So GB trounced Cameron at PMQs yesterday. That was the word used by my taxi driver, who had been listening on Five Live, and by plenty of others who texted, called and variously communicated the view that GB had been on form and DC on the floor.

I subsequently watched it myself – don’t you just love the Parliament channel, shorn of commentators whispering that Nick Clegg is the leader of the Lib Dems, and pundits telling you what you ought to think – and I would have to agree with the cabbie.

Strategy is the key here. GB is right to keep banging on about inheritance tax because it speaks to what people are instinctively beginning to feel about Dave – that he is a pretty standard Tory who thinks if he sprays on a bit of ‘I care about poverty’ and smiles more nicely than Michael Howard, nobody will notice.

The Tories and their media friends will try to present this as class war, as they will any reminder to the public that Cameron went to a school that is a symbol of a system of class and privilege, and a fairly big barrier to Cameron’s efforts to present himself as someone who gets the life of most people.

This crazy inheritance tax policy, one of their few firm commitments, dreamed up a couple of conferences ago, is fast becoming a potent symbol of the politics of privilege, that those who have should be helped to have some more. At a time of plenty, it might have seemed a jolly good wheeze. Right now, with the Tories ready to make savage cuts to public services, it doesn’t look too clever.

One PMQs does not a political summer make. But the reason these exchanges matter is because they are often the place where competing strategies are forged.
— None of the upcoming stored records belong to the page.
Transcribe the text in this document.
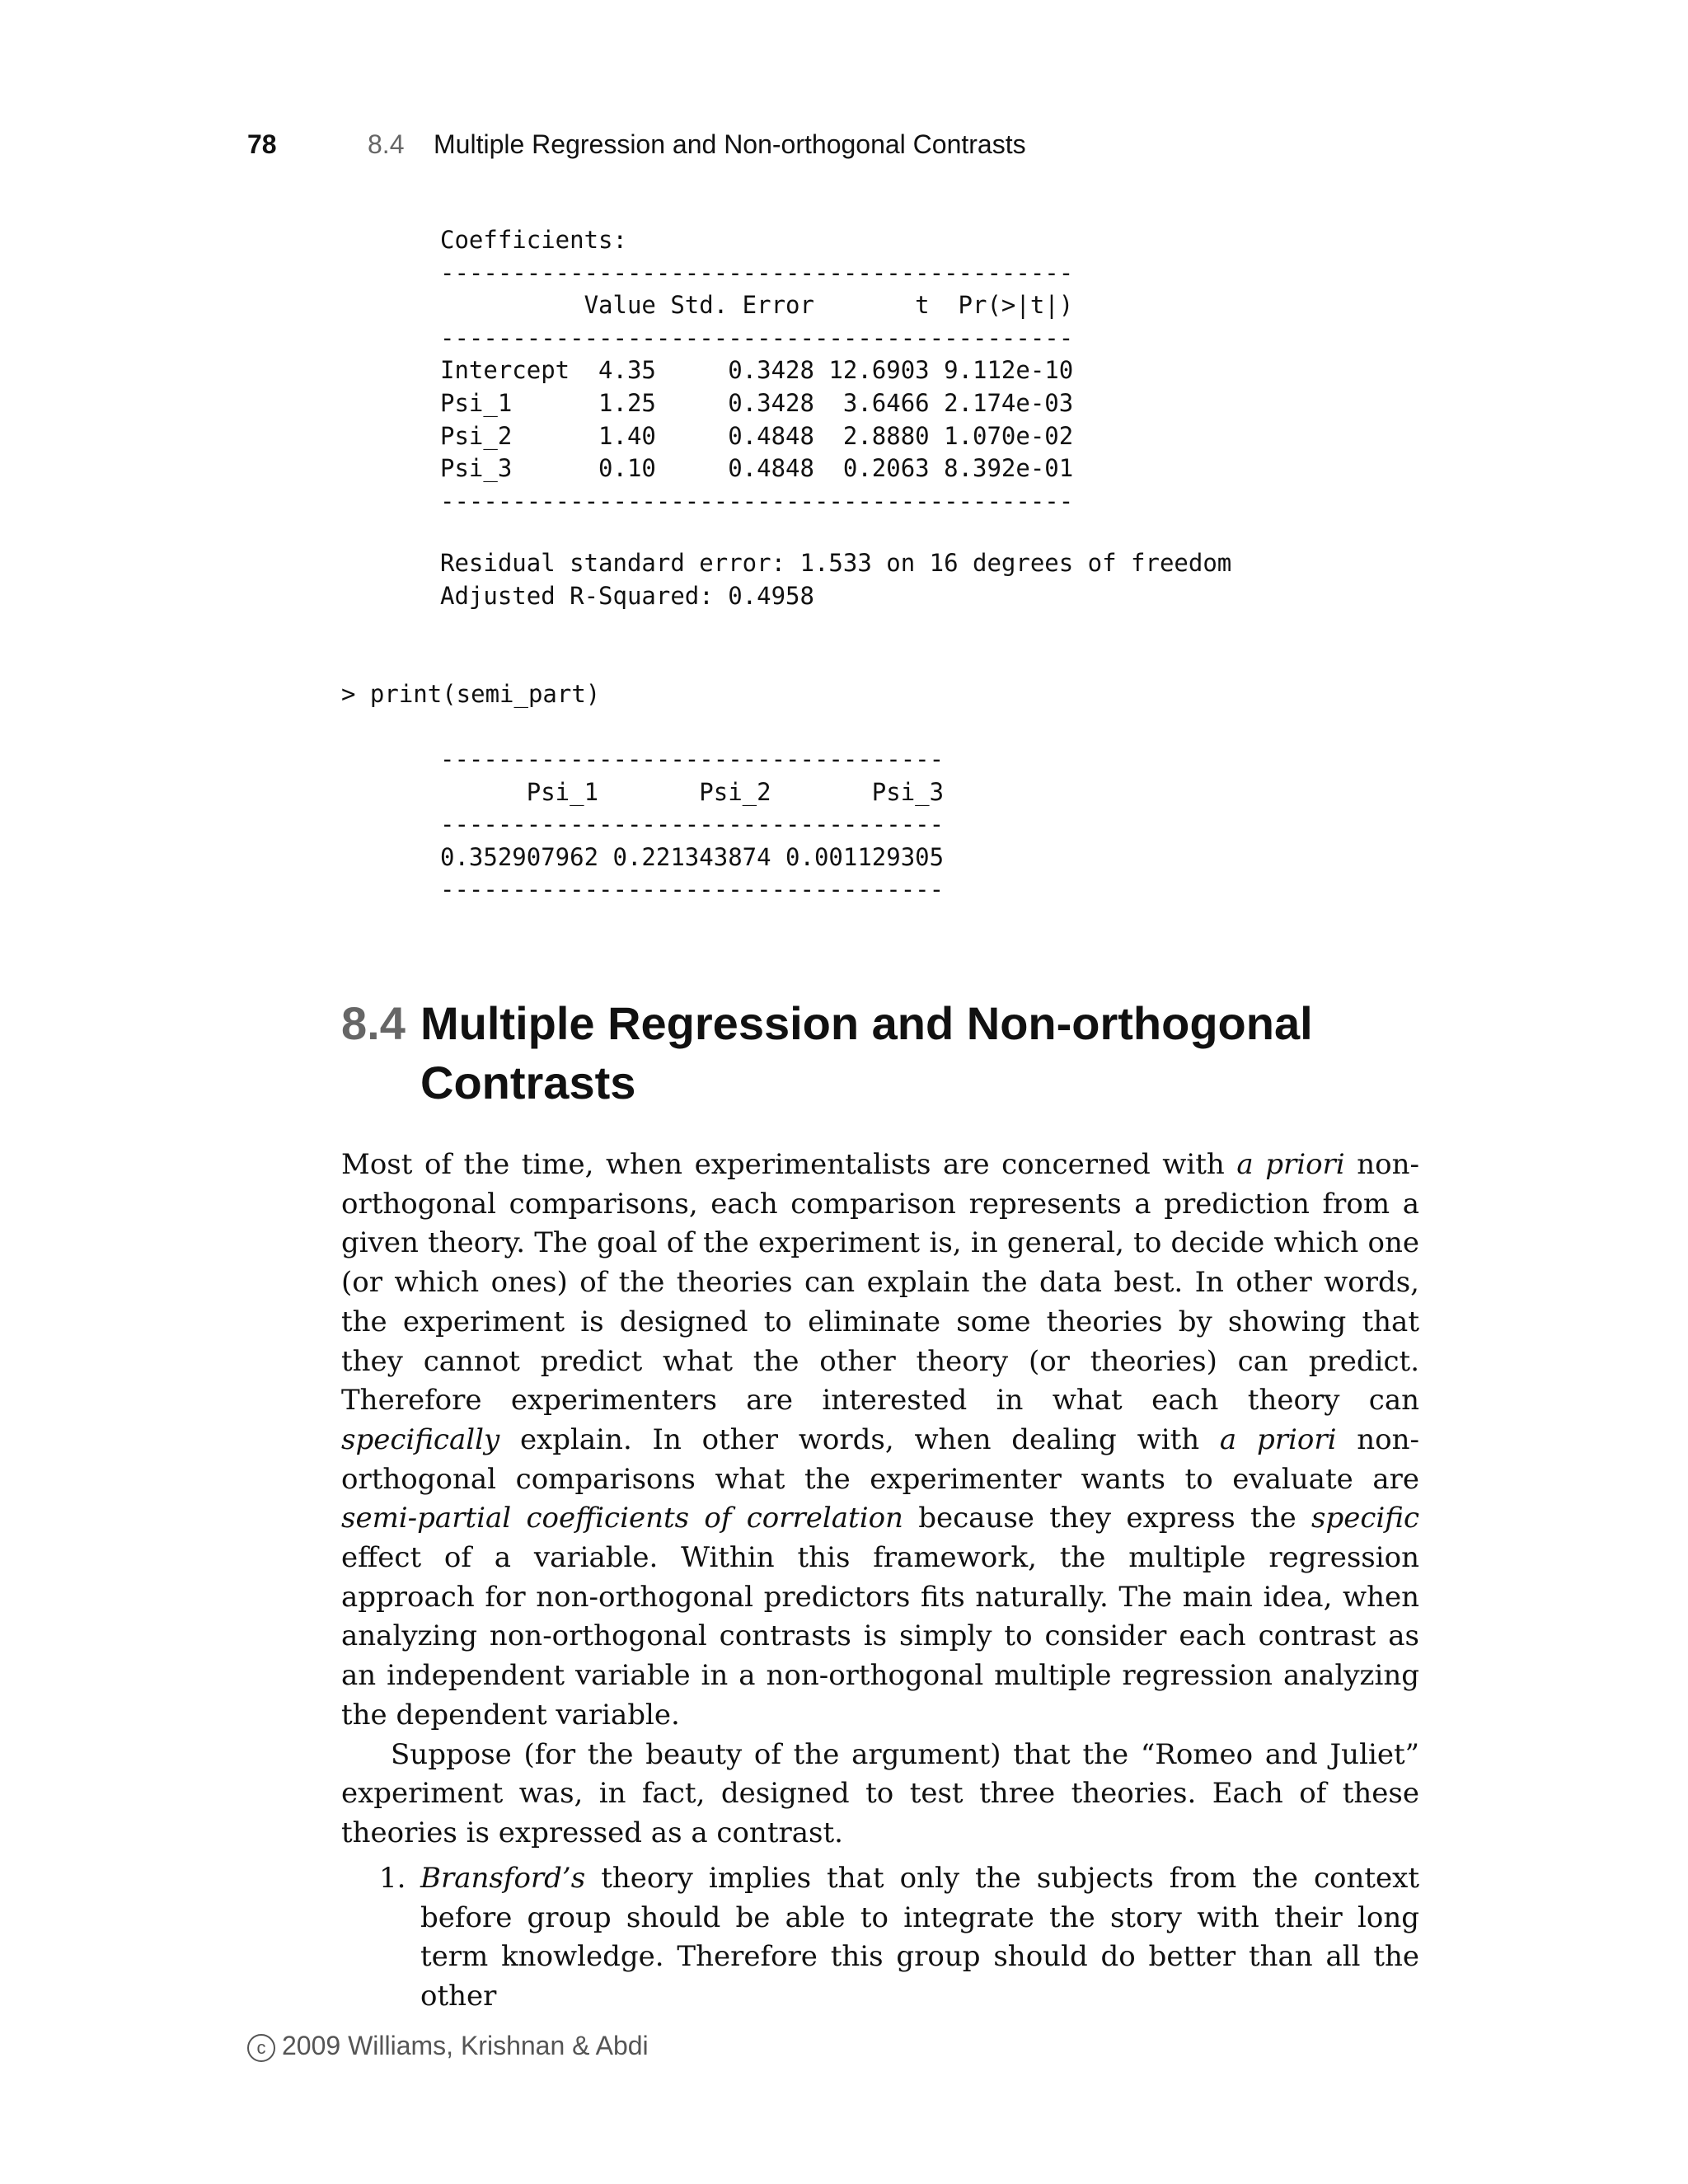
78	8.4 Multiple Regression and Non-orthogonal Contrasts
Coefficients:
--------------------------------------------
Value Std. Error       t  Pr(>|t|)
--------------------------------------------
Intercept  4.35     0.3428 12.6903 9.112e-10
Psi_1      1.25     0.3428  3.6466 2.174e-03
Psi_2      1.40     0.4848  2.8880 1.070e-02
Psi_3      0.10     0.4848  0.2063 8.392e-01
--------------------------------------------
Residual standard error: 1.533 on 16 degrees of freedom
Adjusted R-Squared: 0.4958
> print(semi_part)
-----------------------------------
Psi_1       Psi_2       Psi_3
-----------------------------------
0.352907962 0.221343874 0.001129305
-----------------------------------
8.4 Multiple Regression and Non-orthogonal Contrasts

Most of the time, when experimentalists are concerned with a priori non-orthogonal comparisons, each comparison represents a prediction from a given theory. The goal of the experiment is, in general, to decide which one (or which ones) of the theories can explain the data best. In other words, the experiment is designed to eliminate some theories by showing that they cannot predict what the other theory (or theories) can predict. Therefore experimenters are interested in what each theory can specifically explain. In other words, when dealing with a priori non-orthogonal comparisons what the experimenter wants to evaluate are semi-partial coefficients of correlation because they express the specific effect of a variable. Within this framework, the multiple regression approach for non-orthogonal predictors fits naturally. The main idea, when analyzing non-orthogonal contrasts is simply to consider each contrast as an independent variable in a non-orthogonal multiple regression analyzing the dependent variable.

Suppose (for the beauty of the argument) that the “Romeo and Juliet” experiment was, in fact, designed to test three theories. Each of these theories is expressed as a contrast.

1. Bransford’s theory implies that only the subjects from the context before group should be able to integrate the story with their long term knowledge. Therefore this group should do better than all the other
c 2009 Williams, Krishnan & Abdi
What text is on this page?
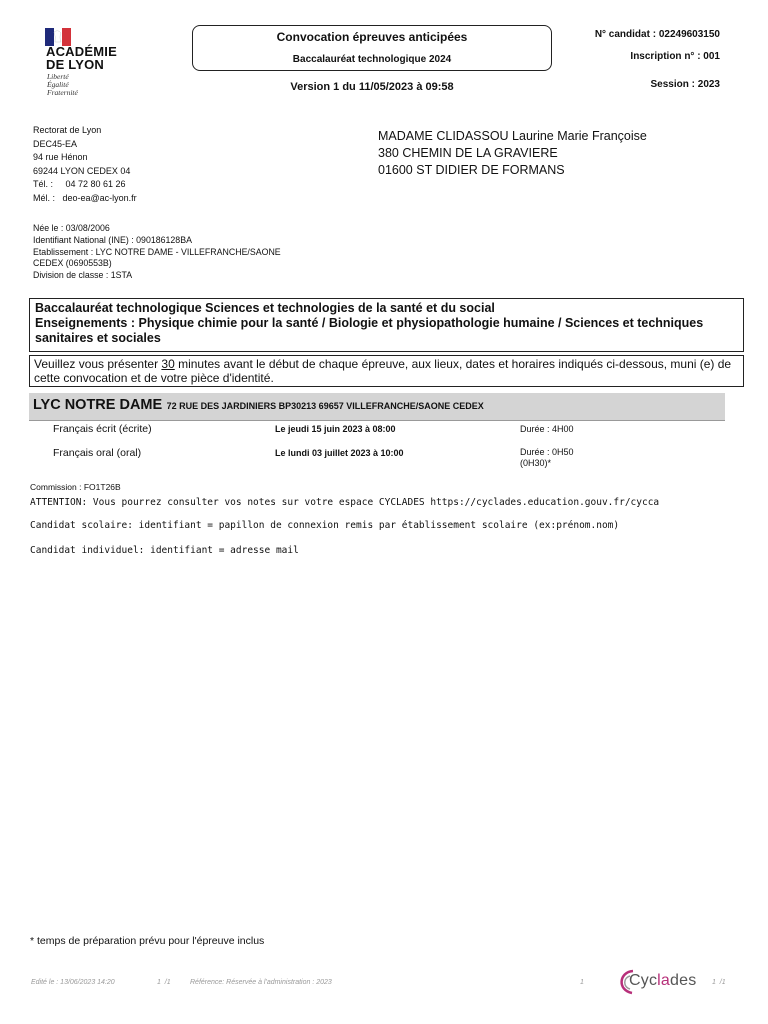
ACADÉMIE
DE LYON
Liberté
Égalité
Fraternité
Convocation épreuves anticipées
Baccalauréat technologique 2024
Version 1 du 11/05/2023 à 09:58
N° candidat : 02249603150
Inscription n° : 001
Session : 2023
Rectorat de Lyon
DEC45-EA
94 rue Hénon
69244 LYON CEDEX 04
Tél. :     04 72 80 61 26
Mél. :   deo-ea@ac-lyon.fr
MADAME CLIDASSOU Laurine Marie Françoise
380 CHEMIN DE LA GRAVIERE
01600 ST DIDIER DE FORMANS
Née le : 03/08/2006
Identifiant National (INE) : 090186128BA
Etablissement : LYC NOTRE DAME - VILLEFRANCHE/SAONE
CEDEX (0690553B)
Division de classe : 1STA
Baccalauréat technologique Sciences et technologies de la santé et du social
Enseignements : Physique chimie pour la santé / Biologie et physiopathologie humaine / Sciences et techniques sanitaires et sociales
Veuillez vous présenter 30 minutes avant le début de chaque épreuve, aux lieux, dates et horaires indiqués ci-dessous, muni (e) de cette convocation et de votre pièce d'identité.
LYC NOTRE DAME 72 RUE DES JARDINIERS BP30213 69657 VILLEFRANCHE/SAONE CEDEX
Français écrit (écrite)	Le jeudi 15 juin 2023 à 08:00	Durée : 4H00
Français oral (oral)	Le lundi 03 juillet 2023 à 10:00	Durée : 0H50
(0H30)*
Commission : FO1T26B
ATTENTION: Vous pourrez consulter vos notes sur votre espace CYCLADES https://cyclades.education.gouv.fr/cycca
Candidat scolaire: identifiant = papillon de connexion remis par établissement scolaire (ex:prénom.nom)
Candidat individuel: identifiant = adresse mail
* temps de préparation prévu pour l'épreuve inclus
Edité le : 13/06/2023 14:20	1  /1	Référence: Réservée à l'administration : 2023	1	Cyclades 1  /1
Tony Blair worked out his opponents’ defining weaknesses over time, over the despatch box. Major’s weakness in facing up to the issues that divided his party. Hague’s poor judgement which no amount of wit (a strength which became a weakness) could conceal. Duncan-Smith’s unclear direction and all too clear opportunism. Howard’s opportunism, nastiness and bandwagoning so extreme that he (with Dave at his right hand) at one point made gypsies the centrepiece of his campaign. (He’s got form on the conkers front you see).

Cameron’s weakness is that he has failed to do the strategic and policy heavy lifting to persuade the public his party has really changed. The reason is that he knows deep down his party hasn’t changed and it doesn’t really want to. 

His highly effective presentation of the pretence of change can only take him so far. But the reality of a standard Tory toff who knows his party hasn’t changed so he can’t do much on the policy front and when he does it is right-wing nonsense like inheritance tax cuts for the rich or vacuous rubbish like his speech on conkers and goggles – oh my God did he really deliver that speech? – will eventually catch up on him. And it is. He can’t say I didn’t warn him. I’ve been saying it for yonks.

He does not have a clear sense of direction for his party. So why should the country think he has a clear sense of direction for Britain?